Validation is evaluating your machine learning algorithm on a dataset that has been withheld from the training dataset. The classic mistake is over-fitting or not partitioning the data correctly into three distinct training, validation, and testing sets. Over-fit models predict overly excellent. The data has already been seen my the model so it knows the correct answer. The result is a model that is unable to predict correctly on unseen data.

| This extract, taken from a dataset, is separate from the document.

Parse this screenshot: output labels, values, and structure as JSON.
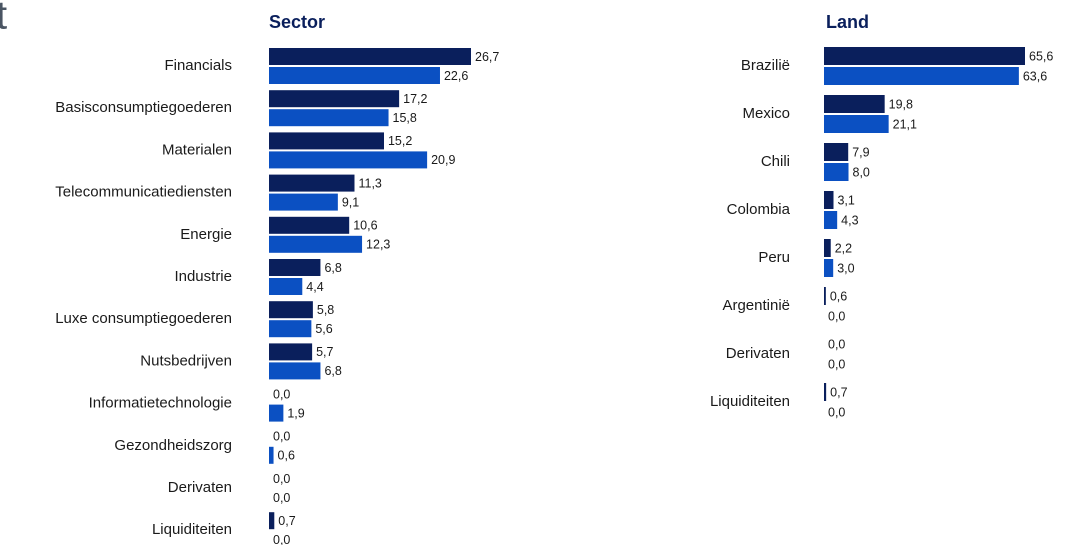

I cross-validated my analysis with the tester.py function. "tester.py" uses StratifiedShuffleSplit() (SSS) to partition the data into 128 training points and 15 testing points a 1000 times. SSS uses the the same distribution of the original dataset in its training and testing sets. The reason for using SSS is that our original dataset is unbalanced and other cross-validation testing and training splits may produce data splits that may not have any POIs in them, making them poor representatives of the dataset. The original dataset had 18 POIs and 125 non-POIs, meaning that roughly 16 POIs are used in the training set and roughly 2 are used in testing set. The combinatorics supports 1000 random shuffle splits with these ratios. For the optimizing and recursive procedures, I used SSS as well with a fold of 10 and a different random number starting point in the attempt to mitigate leakage.

The metrics sought in this project were precision and recall. The goal of this project was to classify an employee as POI or non-POI from employee financial data. Precision is the likelihood of an employee who has been classified as POI by the machine learning algorithm is actually a POI. Recall is the likelihood that the machine learning algorithm correctly classifies a POI among the employees who are POIs. The selected GNB algorithm has a precision score of ~0.40 and a recall score of ~0.33. In other words, a ~40 percent chance exists that an employee has been classified as a POI by the selected GNB algorithm is actually a POI, and a ~33 percent chance exists that the selected GNB algorithm has correctly classified a POI among the employees who are POIs. For discussion and comparison purposes, a recall score of 50 percent would mean that a machine learning algorithm is predicting equally true positives and false negatives. This model would classify a POI equally as a POI or non-POI. The selected GNB algorithm is predicting more false negatives or misclassifying POIs as non-POIs. Similarly, a precision less than 50 percent for the selected GNB algorithm means that more false positives were predicted than true positives. The GNB algorithm is misclassifying non-POIs as POIs more so than classifying POIs as POIs. Precision and recall scores display these misclassifications, while the accuracy score, buttressed by true negatives, does not. This is one of the reasons that precision and recall were sought.

Though a score of less than 0.50 for recall or precision is not the most stellar of predictions, and since the classification is not critical as in medical testing scenario, the selected GNB algorithm could be considered as acceptable as a first-cut analysis tool for later and subsequent traditional investigative techniques.